Fixed GPU Memory use issue and uncontrolled spawning of cpus and processes.

pnlbwh / CNN-Diffusion-MRIBrain-Segmentation

CNN based brain masking

Other

14 stars 10 forks source link

Fixed GPU Memory use issue and uncontrolled spawning of cpus and processes. #40

Closed RyanZurrin closed 3 months ago

RyanZurrin commented 5 months ago

I was able to fix this issue by setting TF to use Dynamic memory allocation instead of its default which is to allocate all the GPU memory. It usually will do this to prevent memory fragmentation. I have successfully ran two jobs in parallel on a GPU with only 11GB of memory, where before this was not possible.

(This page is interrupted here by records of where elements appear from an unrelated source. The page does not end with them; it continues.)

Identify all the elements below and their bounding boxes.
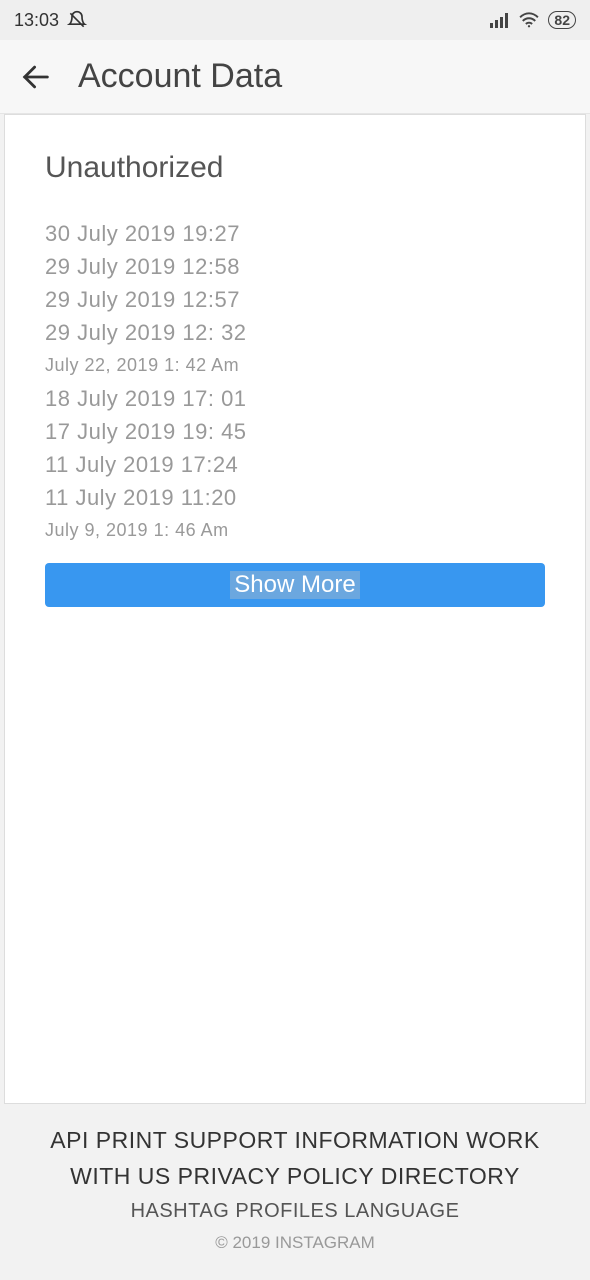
login-entry: 29 July 2019 12:57 <box>45 283 545 316</box>
login-entry: July 9, 2019 1: 46 Am <box>45 514 545 547</box>
login-entry: July 22, 2019 1: 42 Am <box>45 349 545 382</box>
status-bar: 13:03 82 <box>0 0 590 40</box>
section-heading: Unauthorized <box>45 151 545 185</box>
wifi-icon <box>518 12 540 28</box>
show-more-button[interactable]: Show More <box>45 563 545 607</box>
dnd-icon <box>67 10 87 30</box>
entries-list: 30 July 2019 19:2729 July 2019 12:5829 J… <box>45 217 545 547</box>
back-button[interactable] <box>16 57 56 97</box>
page-title: Account Data <box>78 57 282 96</box>
login-entry: 18 July 2019 17: 01 <box>45 382 545 415</box>
footer-links-secondary[interactable]: HASHTAG PROFILES LANGUAGE <box>24 1200 566 1223</box>
login-entry: 30 July 2019 19:27 <box>45 217 545 250</box>
footer: API PRINT SUPPORT INFORMATION WORK WITH … <box>0 1104 590 1253</box>
login-entry: 11 July 2019 17:24 <box>45 448 545 481</box>
login-entry: 29 July 2019 12:58 <box>45 250 545 283</box>
footer-copyright: © 2019 INSTAGRAM <box>24 1233 566 1253</box>
signal-icon <box>490 12 510 28</box>
login-entry: 17 July 2019 19: 45 <box>45 415 545 448</box>
footer-links-primary[interactable]: API PRINT SUPPORT INFORMATION WORK WITH … <box>24 1122 566 1194</box>
show-more-label: Show More <box>230 571 359 599</box>
battery-indicator: 82 <box>548 11 576 29</box>
app-header: Account Data <box>0 40 590 114</box>
status-time: 13:03 <box>14 10 59 31</box>
login-entry: 29 July 2019 12: 32 <box>45 316 545 349</box>
content-card: Unauthorized 30 July 2019 19:2729 July 2… <box>4 114 586 1104</box>
login-entry: 11 July 2019 11:20 <box>45 481 545 514</box>
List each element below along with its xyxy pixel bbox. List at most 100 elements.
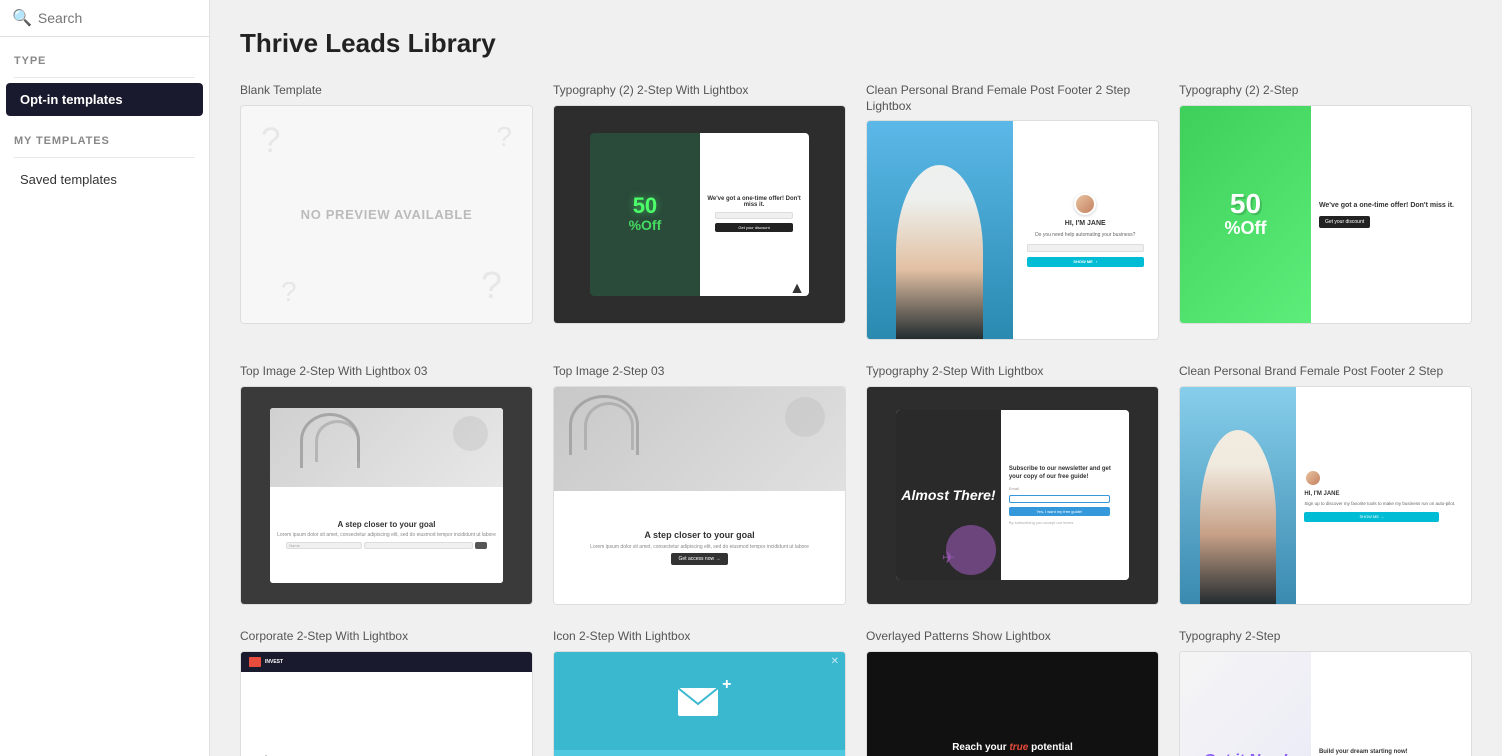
template-preview-typo2step-small[interactable]: 50 %Off We've got a one-time offer! Don'… xyxy=(1179,105,1472,325)
type-divider xyxy=(14,77,195,78)
getit-left-panel: Get it Now! xyxy=(1180,652,1311,756)
template-card-typo2step-lightbox[interactable]: Typography (2) 2-Step With Lightbox 50 %… xyxy=(553,83,846,340)
topimg2-subtitle: Lorem ipsum dolor sit amet, consectetur … xyxy=(590,544,809,551)
clean-brand2-form: HI, I'M JANE Sign up to discover my favo… xyxy=(1296,387,1471,605)
page-title: Thrive Leads Library xyxy=(240,28,1472,59)
typo-right-panel: We've got a one-time offer! Don't miss i… xyxy=(700,133,809,296)
envelope-icon xyxy=(678,684,722,718)
icon2step-icon-area: + xyxy=(554,652,845,750)
brand2-person xyxy=(1200,430,1276,604)
sidebar-item-saved-templates[interactable]: Saved templates xyxy=(6,163,203,196)
template-card-getit[interactable]: Typography 2-Step Get it Now! Build your… xyxy=(1179,629,1472,756)
my-templates-section-label: MY TEMPLATES xyxy=(0,117,209,153)
almost-left-panel: Almost There! ✈ xyxy=(896,410,1001,580)
almost-footer-text: By subscribing you accept our terms xyxy=(1009,520,1073,525)
sidebar-item-optin-templates[interactable]: Opt-in templates xyxy=(6,83,203,116)
main-content: Thrive Leads Library Blank Template ? ? … xyxy=(210,0,1502,756)
topimg2-title: A step closer to your goal xyxy=(644,530,754,541)
template-grid: Blank Template ? ? ? ? NO PREVIEW AVAILA… xyxy=(240,83,1472,756)
almost-email-label: Email xyxy=(1009,486,1019,491)
almost-free-btn: Yes, I want my free guide! xyxy=(1009,507,1110,516)
getit-right-title: Build your dream starting now! xyxy=(1319,749,1463,756)
template-card-typo2step-small[interactable]: Typography (2) 2-Step 50 %Off We've got … xyxy=(1179,83,1472,340)
template-label-typo2step-small: Typography (2) 2-Step xyxy=(1179,83,1472,99)
search-input[interactable] xyxy=(38,10,210,26)
template-label-typo2step-lightbox: Typography (2) 2-Step With Lightbox xyxy=(553,83,846,99)
typo2step-50-label: 50 xyxy=(1230,190,1261,218)
template-preview-icon2step[interactable]: + Join our mailing list ✕ xyxy=(553,651,846,756)
topimg-subtitle: Lorem ipsum dolor sit amet, consectetur … xyxy=(277,532,496,539)
template-preview-corporate[interactable]: INVEST Get the Latest Investment News Su… xyxy=(240,651,533,756)
template-preview-typo2step-lightbox[interactable]: 50 %Off We've got a one-time offer! Don'… xyxy=(553,105,846,325)
template-preview-clean-brand[interactable]: HI, I'M JANE Do you need help automating… xyxy=(866,120,1159,340)
typo-left-panel: 50 %Off xyxy=(590,133,699,296)
template-label-topimg-lightbox: Top Image 2-Step With Lightbox 03 xyxy=(240,364,533,380)
clean-brand2-hi: HI, I'M JANE xyxy=(1304,491,1339,497)
template-card-clean-brand[interactable]: Clean Personal Brand Female Post Footer … xyxy=(866,83,1159,340)
qm-icon-2: ? xyxy=(496,121,512,153)
template-card-overlayed[interactable]: Overlayed Patterns Show Lightbox Reach y… xyxy=(866,629,1159,756)
search-icon: 🔍 xyxy=(12,8,32,28)
template-card-icon2step[interactable]: Icon 2-Step With Lightbox + Join ou xyxy=(553,629,846,756)
typo-50-label: 50 xyxy=(633,195,657,217)
template-card-blank[interactable]: Blank Template ? ? ? ? NO PREVIEW AVAILA… xyxy=(240,83,533,340)
no-preview-text: NO PREVIEW AVAILABLE xyxy=(301,207,473,222)
almost-email-input xyxy=(1009,495,1110,503)
topimg2-header xyxy=(554,387,845,492)
template-preview-blank[interactable]: ? ? ? ? NO PREVIEW AVAILABLE xyxy=(240,105,533,325)
topimg2-content: A step closer to your goal Lorem ipsum d… xyxy=(554,491,845,604)
template-preview-getit[interactable]: Get it Now! Build your dream starting no… xyxy=(1179,651,1472,756)
my-templates-divider xyxy=(14,157,195,158)
envelope-plus-icon: + xyxy=(722,676,731,694)
topimg2-access-btn: Get access now → xyxy=(671,553,729,565)
overlayed-title: Reach your true potential xyxy=(952,741,1073,754)
sidebar: 🔍 ✕ TYPE Opt-in templates MY TEMPLATES S… xyxy=(0,0,210,756)
template-preview-overlayed[interactable]: Reach your true potential GET YOUR FREE … xyxy=(866,651,1159,756)
topimg2-btn-label: Get access now → xyxy=(679,556,721,562)
topimg-email-input xyxy=(364,542,473,549)
clean-arrow-icon: › xyxy=(1096,259,1097,264)
circle-bg xyxy=(785,397,825,437)
template-card-topimg-lightbox[interactable]: Top Image 2-Step With Lightbox 03 A step… xyxy=(240,364,533,605)
qm-icon-3: ? xyxy=(281,276,297,308)
template-preview-clean-brand2[interactable]: HI, I'M JANE Sign up to discover my favo… xyxy=(1179,386,1472,606)
search-bar[interactable]: 🔍 ✕ xyxy=(0,0,209,37)
typo-off-label: %Off xyxy=(629,217,662,233)
template-card-almost[interactable]: Typography 2-Step With Lightbox Almost T… xyxy=(866,364,1159,605)
getit-title-text: Get it Now! xyxy=(1203,752,1287,756)
topimg-input-row: Name xyxy=(286,542,487,549)
typo-email-input xyxy=(715,212,793,219)
clean-brand-photo-panel xyxy=(867,121,1013,339)
type-section-label: TYPE xyxy=(0,37,209,73)
template-preview-almost[interactable]: Almost There! ✈ Subscribe to our newslet… xyxy=(866,386,1159,606)
clean-show-label: SHOW ME xyxy=(1073,259,1093,264)
topimg-header xyxy=(270,408,503,486)
qm-icon-4: ? xyxy=(481,265,502,308)
template-label-blank: Blank Template xyxy=(240,83,533,99)
icon2step-close-icon: ✕ xyxy=(831,656,839,667)
almost-free-btn-label: Yes, I want my free guide! xyxy=(1036,509,1082,514)
typo-right-title: We've got a one-time offer! Don't miss i… xyxy=(706,196,803,208)
almost-right-title: Subscribe to our newsletter and get your… xyxy=(1009,466,1121,482)
template-card-topimg-nolightbox[interactable]: Top Image 2-Step 03 A step closer to you… xyxy=(553,364,846,605)
clean-avatar xyxy=(1074,193,1096,215)
template-label-topimg-nolightbox: Top Image 2-Step 03 xyxy=(553,364,846,380)
clean-brand2-sub: Sign up to discover my favorite tools to… xyxy=(1304,501,1455,507)
template-label-corporate: Corporate 2-Step With Lightbox xyxy=(240,629,533,645)
getit-right-panel: Build your dream starting now! Yes, I wa… xyxy=(1311,652,1471,756)
arch-bg-2 xyxy=(584,402,634,450)
template-label-getit: Typography 2-Step xyxy=(1179,629,1472,645)
clean-brand2-photo xyxy=(1180,387,1296,605)
template-preview-topimg-lightbox[interactable]: A step closer to your goal Lorem ipsum d… xyxy=(240,386,533,606)
topimg-submit-btn xyxy=(475,542,487,549)
template-label-icon2step: Icon 2-Step With Lightbox xyxy=(553,629,846,645)
clean-brand2-avatar xyxy=(1304,469,1322,487)
template-card-clean-brand2[interactable]: Clean Personal Brand Female Post Footer … xyxy=(1179,364,1472,605)
icon2step-content: Join our mailing list xyxy=(554,750,845,756)
typo-discount-btn-label: Get your discount xyxy=(738,225,769,230)
circle-shape xyxy=(453,416,488,451)
template-card-corporate[interactable]: Corporate 2-Step With Lightbox INVEST Ge… xyxy=(240,629,533,756)
template-preview-topimg-nolightbox[interactable]: A step closer to your goal Lorem ipsum d… xyxy=(553,386,846,606)
clean-show-btn: SHOW ME › xyxy=(1027,257,1144,267)
almost-inner: Almost There! ✈ Subscribe to our newslet… xyxy=(896,410,1129,580)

tashrifbillah commented 4 months ago

Tashrif has committed in Ryan's master branch directly to resolve the above comments.

tashrifbillah commented 4 months ago

Whitespaces apart, the above are the two substantial blocks I could find in this PR. Are there any other blocks I should review? @RyanZurrin

RyanZurrin commented 4 months ago

The only other parts are in the beginning, where it checks what TF version and then imports based on version which is part of the dynamic allocation part, so you have checked everything important.

tashrifbillah commented 4 months ago

Ryan's latest env_build_commands.md did not use GPU either in pnl-predict machine.

RyanZurrin commented 4 months ago

It used GPU when I was testing it. Maybe I can stop by, and we can go through the steps together.

RyanZurrin commented 4 months ago

As I mentioned already when using the pipeline_tests.sh it requires you to have fsl env activated which from my experience was using that env instead of the clean python env I built.

I did install from a clean python env and my bashrc was removed.

RyanZurrin commented 4 months ago

I think the old pipeline_tests.sh requires dependencies that are not needed for the CNN Masking; maybe we can make a cleaner pipeline_tests.sh that does not require so many unneeded dependencies.

tashrifbillah commented 4 months ago

pipeline_test.sh does not use a default environment. You, the user, need to source dcm2niix, ANTs, FSL before it can run. So pipeline_test.sh is not the issue.

RyanZurrin commented 4 months ago

yes when I sourced the FSL, it would take precedence even over my already activated conda env and that pipeline_test.sh would use the python from within the FSL and not the conda.

tashrifbillah commented 4 months ago

Thank you for the hint. I shall double check soon.

tashrifbillah commented 4 months ago

Tashrif's issue was he did not set the LD_LIBRARY_PATH or had a different CUDA-12 installation.

However, Tashrif and Ryan established that the new set of install instructions work on both CentOS 7 and Rocky9 machines.

As one last try, Tashrif will try to environmentalize the install instructions.

tashrifbillah commented 3 months ago

Tashrif is doing one final review of dwi_masking.py before merging it.

tashrifbillah commented 3 months ago

Merging Ryan's work so I have better control at finalizing a few things.